The TESSDATA_PREFIX is set to the parent folder of the tessdata folder of the commandline tesseract 4.0.0 (C:\Program Files (x86)\Tesseract-OCR). The commandline tesseract produces reasonable output in all four OCR Engine Modes.
Here is my code:
package tessTest;
import java.util.ArrayList;
import java.util.List;
import net.sourceforge.tess4j.*;
import net.sourceforge.tess4j.ITesseract.RenderedFormat;
public class MainClass {
public static void main(String[] argv) {
ITesseract instance = new Tesseract1();
List<RenderedFormat> formats = new ArrayList<RenderedFormat>();
formats.add(RenderedFormat.PDF);
try {
instance.setPageSegMode(1);
instance.setOcrEngineMode(2);
instance.setTessVariable("textonly_pdf", "1");
instance.createDocuments("D:\\Documents\\Malverne.jpeg",
"D:\\Documents\\testOCR", formats);
} catch (TesseractException e) {
System.err.println(e.getMessage());
}
}
}
With setOcrEngineMode(1) or setOcrEngineMode(0) it produces the pdf as expected. With setOcrEngineMode(2) and setOcrEngineMode(3) it results in the following error:
Exception in thread "main" java.lang.Error: Invalid memory access
at net.sourceforge.tess4j.TessAPI1.TessBaseAPIProcessPages(Native Method)
at net.sourceforge.tess4j.Tesseract1.createDocuments(Tesseract1.java:542)
at net.sourceforge.tess4j.Tesseract1.createDocuments(Tesseract1.java:517)
at net.sourceforge.tess4j.Tesseract1.createDocuments(Tesseract1.java:484)

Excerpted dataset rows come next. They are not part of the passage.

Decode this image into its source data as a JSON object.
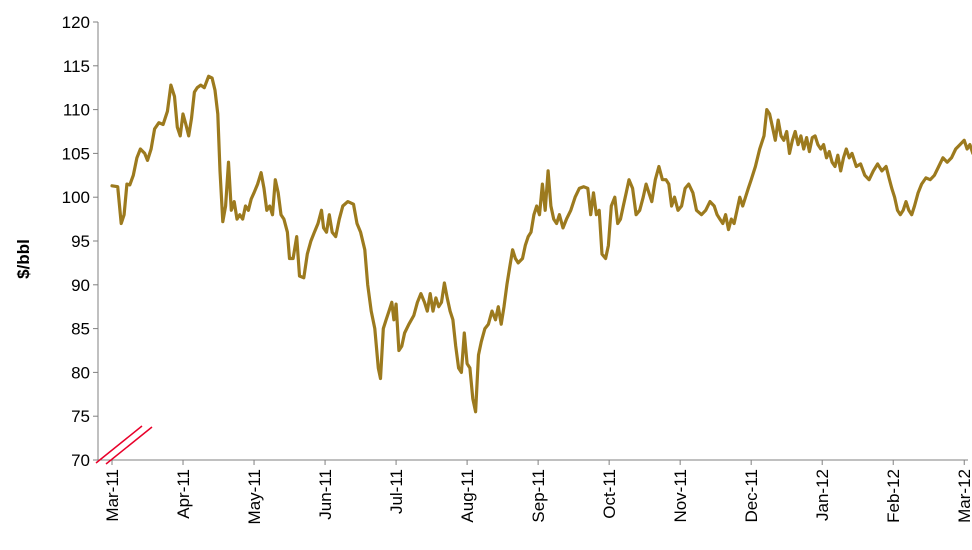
{
  "chart_data": {
    "type": "line",
    "title": "",
    "xlabel": "",
    "ylabel": "$/bbl",
    "ylim": [
      70,
      120
    ],
    "yticks": [
      "70",
      "75",
      "80",
      "85",
      "90",
      "95",
      "100",
      "105",
      "110",
      "115",
      "120"
    ],
    "xticks": [
      "Mar-11",
      "Apr-11",
      "May-11",
      "Jun-11",
      "Jul-11",
      "Aug-11",
      "Sep-11",
      "Oct-11",
      "Nov-11",
      "Dec-11",
      "Jan-12",
      "Feb-12",
      "Mar-12"
    ],
    "axis_break": true,
    "grid": false,
    "legend": "none",
    "colors": {
      "line": "#9C7A1E",
      "axis": "#808080",
      "break_marker": "#E8002A"
    },
    "series": [
      {
        "values": [
          [
            0.0,
            101.3
          ],
          [
            0.08,
            101.2
          ],
          [
            0.13,
            97.0
          ],
          [
            0.17,
            98.0
          ],
          [
            0.21,
            101.5
          ],
          [
            0.25,
            101.4
          ],
          [
            0.3,
            102.5
          ],
          [
            0.35,
            104.5
          ],
          [
            0.4,
            105.5
          ],
          [
            0.46,
            105.0
          ],
          [
            0.5,
            104.2
          ],
          [
            0.55,
            105.5
          ],
          [
            0.6,
            107.8
          ],
          [
            0.66,
            108.5
          ],
          [
            0.72,
            108.3
          ],
          [
            0.78,
            109.8
          ],
          [
            0.83,
            112.8
          ],
          [
            0.88,
            111.5
          ],
          [
            0.92,
            108.0
          ],
          [
            0.96,
            107.0
          ],
          [
            1.0,
            109.5
          ],
          [
            1.04,
            108.3
          ],
          [
            1.08,
            107.0
          ],
          [
            1.12,
            109.0
          ],
          [
            1.16,
            112.0
          ],
          [
            1.2,
            112.5
          ],
          [
            1.25,
            112.8
          ],
          [
            1.3,
            112.5
          ],
          [
            1.36,
            113.8
          ],
          [
            1.41,
            113.6
          ],
          [
            1.45,
            112.2
          ],
          [
            1.49,
            109.5
          ],
          [
            1.52,
            103.0
          ],
          [
            1.56,
            97.2
          ],
          [
            1.6,
            99.0
          ],
          [
            1.64,
            104.0
          ],
          [
            1.68,
            98.5
          ],
          [
            1.72,
            99.5
          ],
          [
            1.76,
            97.5
          ],
          [
            1.8,
            98.0
          ],
          [
            1.84,
            97.5
          ],
          [
            1.88,
            99.0
          ],
          [
            1.92,
            98.5
          ],
          [
            1.96,
            99.8
          ],
          [
            2.0,
            100.5
          ],
          [
            2.05,
            101.5
          ],
          [
            2.1,
            102.8
          ],
          [
            2.14,
            101.0
          ],
          [
            2.18,
            98.5
          ],
          [
            2.22,
            99.0
          ],
          [
            2.26,
            98.0
          ],
          [
            2.3,
            102.0
          ],
          [
            2.34,
            100.5
          ],
          [
            2.38,
            98.0
          ],
          [
            2.42,
            97.5
          ],
          [
            2.47,
            96.0
          ],
          [
            2.5,
            93.0
          ],
          [
            2.55,
            93.0
          ],
          [
            2.6,
            95.5
          ],
          [
            2.64,
            91.0
          ],
          [
            2.7,
            90.8
          ],
          [
            2.75,
            93.5
          ],
          [
            2.8,
            95.0
          ],
          [
            2.85,
            96.0
          ],
          [
            2.9,
            97.0
          ],
          [
            2.95,
            98.5
          ],
          [
            2.98,
            96.5
          ],
          [
            3.02,
            96.0
          ],
          [
            3.06,
            98.0
          ],
          [
            3.1,
            96.0
          ],
          [
            3.15,
            95.5
          ],
          [
            3.2,
            97.5
          ],
          [
            3.25,
            99.0
          ],
          [
            3.32,
            99.5
          ],
          [
            3.4,
            99.2
          ],
          [
            3.45,
            97.0
          ],
          [
            3.5,
            96.0
          ],
          [
            3.56,
            94.0
          ],
          [
            3.6,
            90.0
          ],
          [
            3.65,
            87.0
          ],
          [
            3.7,
            85.0
          ],
          [
            3.75,
            80.5
          ],
          [
            3.78,
            79.3
          ],
          [
            3.82,
            85.0
          ],
          [
            3.86,
            86.0
          ],
          [
            3.9,
            87.0
          ],
          [
            3.94,
            88.0
          ],
          [
            3.97,
            86.0
          ],
          [
            4.0,
            87.8
          ],
          [
            4.04,
            82.5
          ],
          [
            4.08,
            83.0
          ],
          [
            4.12,
            84.5
          ],
          [
            4.18,
            85.5
          ],
          [
            4.25,
            86.5
          ],
          [
            4.3,
            88.0
          ],
          [
            4.35,
            89.0
          ],
          [
            4.4,
            88.0
          ],
          [
            4.44,
            87.0
          ],
          [
            4.48,
            89.0
          ],
          [
            4.52,
            87.0
          ],
          [
            4.56,
            88.5
          ],
          [
            4.6,
            87.5
          ],
          [
            4.64,
            88.0
          ],
          [
            4.68,
            90.2
          ],
          [
            4.72,
            88.5
          ],
          [
            4.76,
            87.0
          ],
          [
            4.8,
            86.0
          ],
          [
            4.84,
            83.0
          ],
          [
            4.88,
            80.5
          ],
          [
            4.92,
            80.0
          ],
          [
            4.96,
            84.5
          ],
          [
            5.0,
            81.0
          ],
          [
            5.04,
            80.5
          ],
          [
            5.08,
            77.0
          ],
          [
            5.12,
            75.5
          ],
          [
            5.16,
            82.0
          ],
          [
            5.2,
            83.5
          ],
          [
            5.25,
            85.0
          ],
          [
            5.3,
            85.5
          ],
          [
            5.35,
            87.0
          ],
          [
            5.4,
            86.0
          ],
          [
            5.44,
            87.5
          ],
          [
            5.48,
            85.5
          ],
          [
            5.52,
            87.5
          ],
          [
            5.56,
            90.0
          ],
          [
            5.6,
            92.0
          ],
          [
            5.64,
            94.0
          ],
          [
            5.68,
            93.0
          ],
          [
            5.72,
            92.5
          ],
          [
            5.78,
            93.0
          ],
          [
            5.82,
            94.5
          ],
          [
            5.86,
            95.5
          ],
          [
            5.9,
            96.0
          ],
          [
            5.94,
            98.0
          ],
          [
            5.98,
            99.0
          ],
          [
            6.02,
            98.0
          ],
          [
            6.06,
            101.5
          ],
          [
            6.1,
            98.5
          ],
          [
            6.14,
            103.0
          ],
          [
            6.18,
            99.0
          ],
          [
            6.22,
            97.5
          ],
          [
            6.26,
            97.0
          ],
          [
            6.3,
            98.0
          ],
          [
            6.35,
            96.5
          ],
          [
            6.4,
            97.5
          ],
          [
            6.46,
            98.5
          ],
          [
            6.52,
            100.0
          ],
          [
            6.58,
            101.0
          ],
          [
            6.64,
            101.2
          ],
          [
            6.7,
            101.0
          ],
          [
            6.74,
            98.0
          ],
          [
            6.78,
            100.5
          ],
          [
            6.82,
            98.0
          ],
          [
            6.86,
            98.5
          ],
          [
            6.9,
            93.5
          ],
          [
            6.95,
            93.0
          ],
          [
            6.99,
            94.5
          ],
          [
            7.03,
            99.0
          ],
          [
            7.08,
            100.0
          ],
          [
            7.12,
            97.0
          ],
          [
            7.16,
            97.5
          ],
          [
            7.2,
            99.0
          ],
          [
            7.24,
            100.5
          ],
          [
            7.28,
            102.0
          ],
          [
            7.33,
            101.0
          ],
          [
            7.38,
            98.0
          ],
          [
            7.43,
            98.5
          ],
          [
            7.48,
            100.0
          ],
          [
            7.52,
            101.5
          ],
          [
            7.56,
            100.5
          ],
          [
            7.6,
            99.5
          ],
          [
            7.65,
            102.0
          ],
          [
            7.7,
            103.5
          ],
          [
            7.75,
            102.0
          ],
          [
            7.8,
            102.0
          ],
          [
            7.84,
            101.5
          ],
          [
            7.88,
            99.0
          ],
          [
            7.92,
            100.0
          ],
          [
            7.97,
            98.5
          ],
          [
            8.02,
            99.0
          ],
          [
            8.07,
            101.0
          ],
          [
            8.12,
            101.5
          ],
          [
            8.18,
            100.5
          ],
          [
            8.23,
            98.5
          ],
          [
            8.3,
            98.0
          ],
          [
            8.36,
            98.5
          ],
          [
            8.42,
            99.5
          ],
          [
            8.48,
            99.0
          ],
          [
            8.52,
            98.0
          ],
          [
            8.56,
            97.5
          ],
          [
            8.6,
            97.0
          ],
          [
            8.64,
            98.0
          ],
          [
            8.68,
            96.3
          ],
          [
            8.72,
            97.5
          ],
          [
            8.76,
            97.0
          ],
          [
            8.8,
            98.5
          ],
          [
            8.84,
            100.0
          ],
          [
            8.88,
            99.0
          ],
          [
            8.92,
            100.0
          ],
          [
            8.96,
            101.0
          ],
          [
            9.0,
            102.0
          ],
          [
            9.06,
            103.5
          ],
          [
            9.12,
            105.5
          ],
          [
            9.18,
            107.0
          ],
          [
            9.22,
            110.0
          ],
          [
            9.26,
            109.5
          ],
          [
            9.3,
            108.0
          ],
          [
            9.34,
            106.5
          ],
          [
            9.38,
            108.8
          ],
          [
            9.42,
            107.0
          ],
          [
            9.46,
            106.5
          ],
          [
            9.5,
            107.5
          ],
          [
            9.54,
            105.0
          ],
          [
            9.58,
            106.5
          ],
          [
            9.62,
            107.5
          ],
          [
            9.66,
            106.0
          ],
          [
            9.7,
            107.0
          ],
          [
            9.74,
            105.5
          ],
          [
            9.78,
            106.8
          ],
          [
            9.82,
            105.2
          ],
          [
            9.86,
            106.8
          ],
          [
            9.9,
            107.0
          ],
          [
            9.94,
            106.0
          ],
          [
            9.98,
            105.5
          ],
          [
            10.02,
            106.0
          ],
          [
            10.06,
            104.5
          ],
          [
            10.1,
            105.2
          ],
          [
            10.14,
            104.0
          ],
          [
            10.18,
            103.5
          ],
          [
            10.22,
            104.8
          ],
          [
            10.26,
            103.0
          ],
          [
            10.3,
            104.5
          ],
          [
            10.34,
            105.5
          ],
          [
            10.38,
            104.5
          ],
          [
            10.42,
            105.0
          ],
          [
            10.48,
            103.5
          ],
          [
            10.54,
            103.8
          ],
          [
            10.6,
            102.5
          ],
          [
            10.66,
            102.0
          ],
          [
            10.72,
            103.0
          ],
          [
            10.78,
            103.8
          ],
          [
            10.84,
            103.0
          ],
          [
            10.9,
            103.5
          ],
          [
            10.94,
            102.2
          ],
          [
            10.98,
            101.0
          ],
          [
            11.02,
            100.0
          ],
          [
            11.06,
            98.5
          ],
          [
            11.1,
            98.0
          ],
          [
            11.14,
            98.5
          ],
          [
            11.18,
            99.5
          ],
          [
            11.22,
            98.5
          ],
          [
            11.26,
            98.0
          ],
          [
            11.3,
            99.0
          ],
          [
            11.35,
            100.5
          ],
          [
            11.4,
            101.5
          ],
          [
            11.46,
            102.2
          ],
          [
            11.52,
            102.0
          ],
          [
            11.58,
            102.5
          ],
          [
            11.64,
            103.5
          ],
          [
            11.7,
            104.5
          ],
          [
            11.76,
            104.0
          ],
          [
            11.82,
            104.5
          ],
          [
            11.88,
            105.5
          ],
          [
            11.94,
            106.0
          ],
          [
            12.0,
            106.5
          ],
          [
            12.04,
            105.5
          ],
          [
            12.08,
            106.0
          ],
          [
            12.12,
            105.0
          ],
          [
            12.16,
            106.0
          ],
          [
            12.2,
            107.0
          ]
        ]
      }
    ]
  }
}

at tessTest.MainClass.main(MainClass.java:21)
Detected 358 diacritics
contains_unichar_id(unichar_id):Error:Assert failed:in file
c:\projects\github\tesseract-ocr\ccutil\unicharset.h, line 513
It seems to be an issue with this particular image since on other images OEM 2 works fine from tess4j 4.0.0. I am aware that preprocessing the image will probably help, but I am working on a project where regularily many thousands of pictures, only some of which are similar to this one, will have to be OCRed by users so tailored preprocessing on a case-by-case-basis is infeasible.
The image in question is this one: http://malvernetheatre.org/wp-content/uploads/2012/07/Malverne-Community-Theatre-Newspaper-Reviews-14-page-0.jpg
Any help would be greatly appreciated. Many thanks in advance.